If you knew me, this would make a lot of sense. While an attachment style can change through other experiences, my insecurity is made only worse by my horrible record with romantic relationships and stunted comfort with intimacy. It is not all from my mom but there are elements of her and our relationship that have affected me. While I don’t hate her for it, it is still taking time for me to reconcile with these aspects of myself as well as her.

So, in line with what everyone else is saying about their mother, there are a few things that I can attribute at least in part to her, positive and negative…

+My love of movies and music
-My poor ability to know when a relationship just will never work out
+My resiliency
-/+My sensitivity
-My fear of vulnerability+My big sister

My mom is strong. She has been through a lot and has been hurt many times by people she loves. She is not perfect by any means and that is perfectly ok. I think I have a hard time getting along with and understanding my mom because I have such high expectations for myself; because I see so much of her in myself, I am afraid that I will go through the same things she has and that I am not strong enough.
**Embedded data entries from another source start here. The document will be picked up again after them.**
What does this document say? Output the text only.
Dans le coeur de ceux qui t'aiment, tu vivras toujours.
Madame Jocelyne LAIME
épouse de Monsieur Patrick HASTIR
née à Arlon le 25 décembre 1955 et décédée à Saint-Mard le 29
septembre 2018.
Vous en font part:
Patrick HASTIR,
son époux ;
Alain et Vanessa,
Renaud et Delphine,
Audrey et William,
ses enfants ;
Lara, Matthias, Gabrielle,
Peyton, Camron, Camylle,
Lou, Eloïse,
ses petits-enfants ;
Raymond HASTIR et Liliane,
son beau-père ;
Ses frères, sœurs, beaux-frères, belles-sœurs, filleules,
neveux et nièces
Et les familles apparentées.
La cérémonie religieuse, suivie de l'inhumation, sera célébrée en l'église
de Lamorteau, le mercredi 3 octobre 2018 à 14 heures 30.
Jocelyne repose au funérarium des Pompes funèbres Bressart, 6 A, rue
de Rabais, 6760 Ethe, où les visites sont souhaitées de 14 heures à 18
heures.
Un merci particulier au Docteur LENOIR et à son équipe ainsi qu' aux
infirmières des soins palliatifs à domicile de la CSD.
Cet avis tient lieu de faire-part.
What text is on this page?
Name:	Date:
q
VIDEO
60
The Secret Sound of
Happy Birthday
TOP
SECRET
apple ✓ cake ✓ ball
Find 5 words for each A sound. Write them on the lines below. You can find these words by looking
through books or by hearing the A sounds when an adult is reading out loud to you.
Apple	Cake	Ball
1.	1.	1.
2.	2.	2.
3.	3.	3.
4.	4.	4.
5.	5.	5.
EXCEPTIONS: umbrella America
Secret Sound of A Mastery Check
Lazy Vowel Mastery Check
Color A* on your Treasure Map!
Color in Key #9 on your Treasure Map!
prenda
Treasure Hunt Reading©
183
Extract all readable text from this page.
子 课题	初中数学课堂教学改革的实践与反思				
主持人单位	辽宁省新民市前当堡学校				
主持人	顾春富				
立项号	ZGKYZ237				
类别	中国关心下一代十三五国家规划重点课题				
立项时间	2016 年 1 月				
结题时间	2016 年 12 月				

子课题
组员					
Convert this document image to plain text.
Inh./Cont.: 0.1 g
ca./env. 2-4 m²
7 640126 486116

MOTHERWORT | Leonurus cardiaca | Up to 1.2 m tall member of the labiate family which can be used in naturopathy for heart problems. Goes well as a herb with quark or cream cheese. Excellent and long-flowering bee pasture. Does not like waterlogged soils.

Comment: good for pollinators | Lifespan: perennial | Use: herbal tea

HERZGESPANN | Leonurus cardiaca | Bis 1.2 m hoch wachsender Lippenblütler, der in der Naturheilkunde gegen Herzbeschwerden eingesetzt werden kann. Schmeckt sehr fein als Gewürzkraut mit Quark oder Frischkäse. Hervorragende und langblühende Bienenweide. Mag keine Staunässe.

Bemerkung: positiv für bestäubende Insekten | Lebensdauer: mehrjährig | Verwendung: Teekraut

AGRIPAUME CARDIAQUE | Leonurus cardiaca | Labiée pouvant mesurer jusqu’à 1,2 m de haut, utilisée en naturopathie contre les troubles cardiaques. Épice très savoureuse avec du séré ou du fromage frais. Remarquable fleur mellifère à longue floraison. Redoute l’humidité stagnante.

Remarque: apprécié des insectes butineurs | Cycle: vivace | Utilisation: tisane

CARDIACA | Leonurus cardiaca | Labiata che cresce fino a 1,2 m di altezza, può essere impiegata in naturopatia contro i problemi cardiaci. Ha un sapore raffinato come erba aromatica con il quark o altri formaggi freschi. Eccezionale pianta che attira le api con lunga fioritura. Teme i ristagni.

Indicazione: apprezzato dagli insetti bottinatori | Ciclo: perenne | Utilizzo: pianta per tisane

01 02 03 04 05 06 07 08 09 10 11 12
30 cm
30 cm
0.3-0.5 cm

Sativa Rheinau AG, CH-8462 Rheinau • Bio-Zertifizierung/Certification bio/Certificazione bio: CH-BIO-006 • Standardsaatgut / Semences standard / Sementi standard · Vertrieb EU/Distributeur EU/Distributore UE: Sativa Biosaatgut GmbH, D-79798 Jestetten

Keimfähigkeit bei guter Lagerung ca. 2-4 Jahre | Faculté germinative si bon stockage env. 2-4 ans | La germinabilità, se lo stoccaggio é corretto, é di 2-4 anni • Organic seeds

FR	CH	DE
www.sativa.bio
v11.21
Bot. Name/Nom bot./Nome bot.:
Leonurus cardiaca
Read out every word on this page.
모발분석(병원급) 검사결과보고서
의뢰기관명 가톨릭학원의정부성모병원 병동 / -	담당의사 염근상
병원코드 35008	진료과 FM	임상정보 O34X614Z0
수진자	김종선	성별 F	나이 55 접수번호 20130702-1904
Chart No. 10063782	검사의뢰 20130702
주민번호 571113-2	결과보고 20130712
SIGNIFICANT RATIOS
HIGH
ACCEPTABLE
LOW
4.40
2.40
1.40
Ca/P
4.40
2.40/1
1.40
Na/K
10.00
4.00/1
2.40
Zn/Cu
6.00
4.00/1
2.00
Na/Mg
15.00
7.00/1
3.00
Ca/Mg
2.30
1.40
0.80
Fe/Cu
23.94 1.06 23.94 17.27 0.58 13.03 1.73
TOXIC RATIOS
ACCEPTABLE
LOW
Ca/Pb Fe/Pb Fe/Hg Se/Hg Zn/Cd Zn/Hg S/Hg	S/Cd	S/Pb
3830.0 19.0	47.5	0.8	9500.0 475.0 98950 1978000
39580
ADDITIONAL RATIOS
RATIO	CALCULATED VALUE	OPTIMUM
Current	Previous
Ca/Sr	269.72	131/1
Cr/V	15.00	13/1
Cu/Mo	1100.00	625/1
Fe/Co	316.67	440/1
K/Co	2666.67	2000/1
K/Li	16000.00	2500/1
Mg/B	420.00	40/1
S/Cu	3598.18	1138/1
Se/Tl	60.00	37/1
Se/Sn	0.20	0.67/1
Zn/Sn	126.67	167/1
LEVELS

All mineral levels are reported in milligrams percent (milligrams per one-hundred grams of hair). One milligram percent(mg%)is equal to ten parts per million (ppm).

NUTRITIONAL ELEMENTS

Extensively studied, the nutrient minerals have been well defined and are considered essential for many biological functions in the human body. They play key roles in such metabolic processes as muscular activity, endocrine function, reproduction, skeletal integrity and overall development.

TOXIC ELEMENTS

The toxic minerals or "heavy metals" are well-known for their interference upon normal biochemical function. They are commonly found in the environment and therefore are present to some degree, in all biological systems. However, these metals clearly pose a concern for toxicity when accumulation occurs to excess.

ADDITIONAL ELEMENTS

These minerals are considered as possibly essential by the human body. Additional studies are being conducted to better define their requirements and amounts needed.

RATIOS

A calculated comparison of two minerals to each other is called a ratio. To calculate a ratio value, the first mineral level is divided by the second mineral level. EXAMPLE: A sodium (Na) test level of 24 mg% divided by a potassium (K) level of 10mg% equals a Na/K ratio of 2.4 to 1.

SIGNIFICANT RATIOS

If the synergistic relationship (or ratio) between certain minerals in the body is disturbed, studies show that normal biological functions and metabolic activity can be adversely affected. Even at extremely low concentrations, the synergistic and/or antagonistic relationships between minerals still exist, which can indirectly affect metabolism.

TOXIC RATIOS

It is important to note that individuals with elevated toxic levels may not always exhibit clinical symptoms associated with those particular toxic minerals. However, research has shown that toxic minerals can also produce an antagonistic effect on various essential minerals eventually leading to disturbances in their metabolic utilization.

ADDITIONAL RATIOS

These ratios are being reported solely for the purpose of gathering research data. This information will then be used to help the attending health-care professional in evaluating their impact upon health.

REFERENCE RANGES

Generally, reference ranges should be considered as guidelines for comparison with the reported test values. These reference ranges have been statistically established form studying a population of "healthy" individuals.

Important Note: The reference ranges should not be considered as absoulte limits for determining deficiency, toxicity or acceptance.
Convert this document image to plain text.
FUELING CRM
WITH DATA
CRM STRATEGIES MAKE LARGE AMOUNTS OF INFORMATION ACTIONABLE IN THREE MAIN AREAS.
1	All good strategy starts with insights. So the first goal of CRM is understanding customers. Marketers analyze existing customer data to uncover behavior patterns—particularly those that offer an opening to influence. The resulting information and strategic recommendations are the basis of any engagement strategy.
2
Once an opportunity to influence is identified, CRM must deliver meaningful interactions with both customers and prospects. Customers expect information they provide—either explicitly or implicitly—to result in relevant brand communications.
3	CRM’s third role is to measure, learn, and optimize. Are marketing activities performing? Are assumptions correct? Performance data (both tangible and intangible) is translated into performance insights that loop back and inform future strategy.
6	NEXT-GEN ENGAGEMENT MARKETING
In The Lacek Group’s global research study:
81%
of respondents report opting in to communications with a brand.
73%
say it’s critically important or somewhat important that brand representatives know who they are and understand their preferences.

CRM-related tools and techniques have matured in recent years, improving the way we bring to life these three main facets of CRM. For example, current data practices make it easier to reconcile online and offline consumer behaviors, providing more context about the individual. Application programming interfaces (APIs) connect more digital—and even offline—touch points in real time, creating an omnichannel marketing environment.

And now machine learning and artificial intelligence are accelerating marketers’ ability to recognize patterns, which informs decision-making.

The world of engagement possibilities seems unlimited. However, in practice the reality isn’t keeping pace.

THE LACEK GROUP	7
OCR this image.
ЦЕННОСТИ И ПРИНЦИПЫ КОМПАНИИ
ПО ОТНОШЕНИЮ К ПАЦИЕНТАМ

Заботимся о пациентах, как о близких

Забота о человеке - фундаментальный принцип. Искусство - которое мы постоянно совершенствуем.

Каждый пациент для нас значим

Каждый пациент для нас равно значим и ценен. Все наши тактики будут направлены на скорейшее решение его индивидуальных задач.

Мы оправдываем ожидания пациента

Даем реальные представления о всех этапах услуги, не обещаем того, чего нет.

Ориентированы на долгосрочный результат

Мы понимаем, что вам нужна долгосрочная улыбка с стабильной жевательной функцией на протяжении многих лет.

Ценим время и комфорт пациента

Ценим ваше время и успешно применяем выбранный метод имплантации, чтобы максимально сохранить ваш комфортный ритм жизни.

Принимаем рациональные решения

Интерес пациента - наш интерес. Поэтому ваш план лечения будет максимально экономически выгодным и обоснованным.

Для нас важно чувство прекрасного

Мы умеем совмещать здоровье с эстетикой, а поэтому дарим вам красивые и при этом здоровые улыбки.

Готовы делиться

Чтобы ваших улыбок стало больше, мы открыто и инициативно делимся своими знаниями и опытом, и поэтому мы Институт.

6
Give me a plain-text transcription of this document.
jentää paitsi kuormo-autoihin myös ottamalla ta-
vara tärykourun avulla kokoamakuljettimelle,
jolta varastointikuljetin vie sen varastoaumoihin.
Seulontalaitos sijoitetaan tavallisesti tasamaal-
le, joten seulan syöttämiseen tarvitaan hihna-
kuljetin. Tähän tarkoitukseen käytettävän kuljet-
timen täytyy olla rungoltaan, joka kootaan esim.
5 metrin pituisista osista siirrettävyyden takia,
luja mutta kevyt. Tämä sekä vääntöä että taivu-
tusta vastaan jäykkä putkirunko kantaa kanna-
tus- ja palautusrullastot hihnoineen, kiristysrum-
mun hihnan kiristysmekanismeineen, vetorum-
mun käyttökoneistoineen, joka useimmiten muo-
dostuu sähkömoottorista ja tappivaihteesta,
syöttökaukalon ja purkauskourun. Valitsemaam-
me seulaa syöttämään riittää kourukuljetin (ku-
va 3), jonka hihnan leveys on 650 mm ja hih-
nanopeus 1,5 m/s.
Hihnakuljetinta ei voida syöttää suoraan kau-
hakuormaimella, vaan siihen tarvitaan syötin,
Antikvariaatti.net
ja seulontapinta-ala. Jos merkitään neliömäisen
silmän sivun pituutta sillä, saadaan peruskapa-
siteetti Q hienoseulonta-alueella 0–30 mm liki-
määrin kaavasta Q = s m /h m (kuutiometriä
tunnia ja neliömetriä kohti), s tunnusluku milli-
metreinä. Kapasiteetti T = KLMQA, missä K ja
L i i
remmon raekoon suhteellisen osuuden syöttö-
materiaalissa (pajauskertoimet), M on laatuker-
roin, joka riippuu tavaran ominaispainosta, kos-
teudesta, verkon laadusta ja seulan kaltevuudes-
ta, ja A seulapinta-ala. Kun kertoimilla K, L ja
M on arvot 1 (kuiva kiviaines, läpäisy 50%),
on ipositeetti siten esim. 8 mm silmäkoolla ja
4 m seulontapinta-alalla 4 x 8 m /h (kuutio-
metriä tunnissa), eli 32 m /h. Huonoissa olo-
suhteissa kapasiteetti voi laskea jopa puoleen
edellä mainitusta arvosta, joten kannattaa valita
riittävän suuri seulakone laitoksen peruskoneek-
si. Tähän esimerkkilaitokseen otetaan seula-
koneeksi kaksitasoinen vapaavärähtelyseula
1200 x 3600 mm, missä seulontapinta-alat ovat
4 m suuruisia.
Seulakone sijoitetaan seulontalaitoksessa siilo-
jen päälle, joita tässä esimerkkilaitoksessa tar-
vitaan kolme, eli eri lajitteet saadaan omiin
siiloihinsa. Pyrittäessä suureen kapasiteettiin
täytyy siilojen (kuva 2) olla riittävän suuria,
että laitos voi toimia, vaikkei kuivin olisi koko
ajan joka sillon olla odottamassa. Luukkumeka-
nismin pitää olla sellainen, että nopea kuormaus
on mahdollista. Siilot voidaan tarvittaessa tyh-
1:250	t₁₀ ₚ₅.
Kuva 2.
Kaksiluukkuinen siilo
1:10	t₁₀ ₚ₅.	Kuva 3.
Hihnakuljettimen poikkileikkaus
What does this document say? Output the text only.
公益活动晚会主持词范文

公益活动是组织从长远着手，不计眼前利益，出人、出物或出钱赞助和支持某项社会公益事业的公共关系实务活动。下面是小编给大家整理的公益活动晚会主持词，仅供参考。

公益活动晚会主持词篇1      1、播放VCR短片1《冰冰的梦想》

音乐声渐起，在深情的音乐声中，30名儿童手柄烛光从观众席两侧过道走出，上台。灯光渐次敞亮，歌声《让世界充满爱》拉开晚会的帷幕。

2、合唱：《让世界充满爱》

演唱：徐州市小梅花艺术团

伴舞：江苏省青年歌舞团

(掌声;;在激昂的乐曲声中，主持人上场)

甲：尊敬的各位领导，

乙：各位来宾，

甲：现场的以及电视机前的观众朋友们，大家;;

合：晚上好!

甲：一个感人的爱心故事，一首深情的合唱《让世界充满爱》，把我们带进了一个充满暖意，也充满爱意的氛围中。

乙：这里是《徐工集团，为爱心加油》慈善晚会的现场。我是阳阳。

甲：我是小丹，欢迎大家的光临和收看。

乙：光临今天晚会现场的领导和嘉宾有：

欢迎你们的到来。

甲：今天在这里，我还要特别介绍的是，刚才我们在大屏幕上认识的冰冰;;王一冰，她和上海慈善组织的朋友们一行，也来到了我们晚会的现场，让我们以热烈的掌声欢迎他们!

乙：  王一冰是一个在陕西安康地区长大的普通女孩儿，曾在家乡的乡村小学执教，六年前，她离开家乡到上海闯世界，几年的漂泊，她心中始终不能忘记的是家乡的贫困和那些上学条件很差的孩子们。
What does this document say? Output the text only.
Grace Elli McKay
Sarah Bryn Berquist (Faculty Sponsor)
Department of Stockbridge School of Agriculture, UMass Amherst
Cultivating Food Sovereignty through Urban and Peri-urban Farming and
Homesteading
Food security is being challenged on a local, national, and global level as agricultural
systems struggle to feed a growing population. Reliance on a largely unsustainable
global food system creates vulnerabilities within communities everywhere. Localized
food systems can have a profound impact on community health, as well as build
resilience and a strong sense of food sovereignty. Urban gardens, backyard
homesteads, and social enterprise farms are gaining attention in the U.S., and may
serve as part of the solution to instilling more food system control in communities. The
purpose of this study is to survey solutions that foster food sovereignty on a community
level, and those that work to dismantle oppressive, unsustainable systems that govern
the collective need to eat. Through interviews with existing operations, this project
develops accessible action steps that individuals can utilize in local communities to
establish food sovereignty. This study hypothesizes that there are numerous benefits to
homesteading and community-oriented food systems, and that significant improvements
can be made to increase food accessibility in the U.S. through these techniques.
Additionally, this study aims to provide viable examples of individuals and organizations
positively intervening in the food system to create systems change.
I don’t want to struggle or feel so badly bruised to the point of depression. This, however, is not her fault. I have the task of dealing with this and I cannot blame her for her experiences. I can learn as she has to keep going and pushing forward.

Ultimately, my mother is a survivor, as am I. I can relate to her on this level and hopefully draw strength and knowledge from her experiences while doing so with my own experiences.

The thing that is so great about mothers is that no one is the same. There is no perfect mom and everyone has their own struggles. A positive attribute most good mothers have in common is the immense ability to care for another being when that means putting yourself in a vulnerable position.

I know for a fact that my mother has this. She cares. Now I just have to be strong enough to care back.